Les forces anti-émeutes soudanaises ont empêché lundi, à coups de gaz lacrymogènes, des manifestants de se diriger vers le palais présidentiel à Khartoum, au douzième jour de protestations antigouvernementales à travers le Soudan.
Le mouvement de contestation a été déclenché par la hausse du prix du pain, passé mi-décembre d’une livre soudanaise (1 centime d’euro) à trois alors que le Soudan connaît un marasme économique aggravant les conditions de vie de la population. Les protestations se sont ensuite transformées en manifestations antigouvernementales.
Lundi soir, le président Omar el-Béchir a appelé « tous les partis politiques » à « faire des propositions pour résoudre les problèmes économiques du pays ».
Plus tôt dans la journée et en réponse à l’appel d’une organisation de la société civile à marcher jusqu’au palais présidentiel, une foule d’hommes et de femmes scandant « Liberté, Paix et Justice » et « la révolution est le choix du peuple », s’était rassemblée dans le centre-ville de la capitale soudanaise.
Mais les policiers sont aussitôt intervenus faisant usage de gaz lacrymogène pour disperser les manifestants, ont indiqué des témoins à l’AFP.
Des centaines de policiers, membres des forces de sécurité et des soldats ont été déployés dès le matin sur des places de Khartoum pour empêcher la manifestation. Certains policiers étaient à bord de pick-up avec des mitrailleuses, selon les témoins, qui ont vu des manifestants se mettre à l’abri dans des ruelles pour se protéger des gaz lacrymogènes.
Les forces de l’ordre ont empêché des groupes de protestataires rassemblés dans d’autres quartiers de converger vers le centre-ville pour rejoindre la marche prévue vers le palais du président Omar el-Béchir.
Généralement très animé, le quartier des affaires de Khartoum était désert lundi. La plupart des magasins du centre-ville sont restés fermés en prévision de la marche à laquelle avait appelé dimanche soir un groupe de la société civile rassemblant médecins, enseignants, professeurs et ingénieurs.
« Nous défilerons en direction du palais présidentiel en appelant le président Omar al-Béchir à partir », a dit le groupe qui se présente sous le nom de l’Association soudanaise des Professionnels.
Abdel Wahid Nur, chef du groupe rebelle de l’Armée de libération du Soudan (SLA) au Darfour (ouest), avait appelé ses partisans à se joindre à la manifestation.
Les forces de sécurité avaient déjà empêché une marche similaire mardi dernier.
– Marasme économique –
Au moins 19 personnes, dont deux membres des forces de sécurité, ont été tuées depuis le début du mouvement le 19 décembre, affirment les autorités selon qui la plupart des manifestants ont été victimes d' »incidents liés au pillage ».

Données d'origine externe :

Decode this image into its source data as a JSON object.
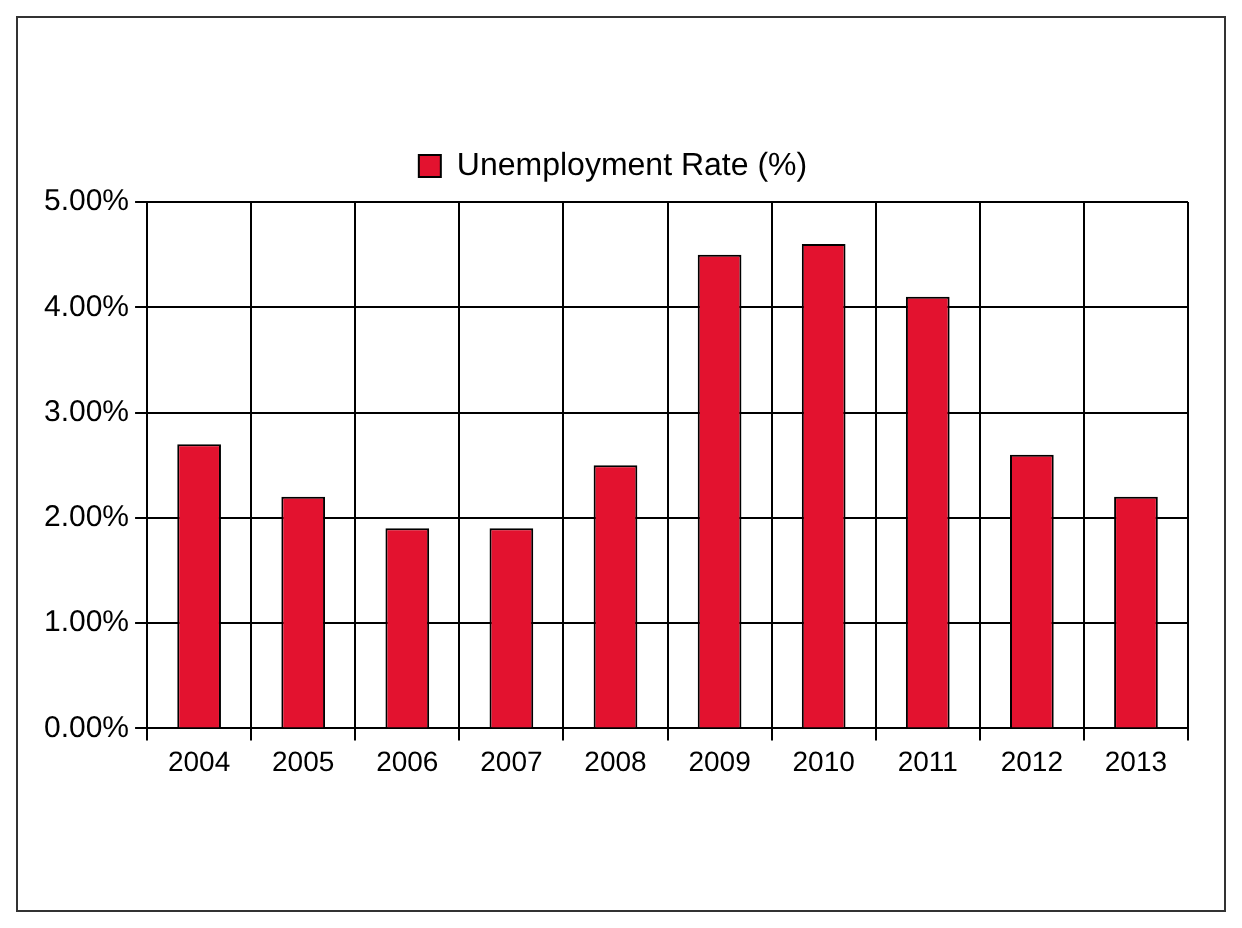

Amnesty International évoque un bilan de 37 morts.
Dimanche, M. Béchir a appelé la police à s’abstenir de recourir à une force excessive contre les manifestants, alors que les Nations unies ont demandé aux autorités soudanaises « de mener une enquête approfondie sur les morts et la violence ».
Amputé des trois quarts de ses réserves de pétrole depuis l’indépendance du Soudan du Sud en 2011, le pays a vu l’inflation s’établir à près de 70% annuellement, tandis que la livre soudanaise plongeait face au dollar américain. Des pénuries de pain et de carburants touchent plusieurs villes.
Au-delà des revendications sociales, les manifestations réclament aussi « la chute du régime » de M. Béchir, au pouvoir depuis 1989.
« Nous reconnaissons que nous avons des problèmes économiques, mais ils ne peuvent pas être résolus par des destructions, des pillages et des vols », a dit dimanche M. Béchir en référence à des bâtiments et des bureaux de son parti incendiés par des manifestants.
Lundi soir, lors d’un discours prononcé à l’occasion du 63e anniversaire de l’indépendance du Soudan le 1er janvier, il s’est dit « confiant (dans la capacité à) surmonter les défis économiques ».
« J’appelle tous les groupes politiques (…) à faire des propositions et à venir avec des mesures pour aider à résoudre les problèmes économiques », a-t-il dit devant des responsables gouvernementaux, diplomates étrangers et journalistes lors d’une réception au palais présidentiel.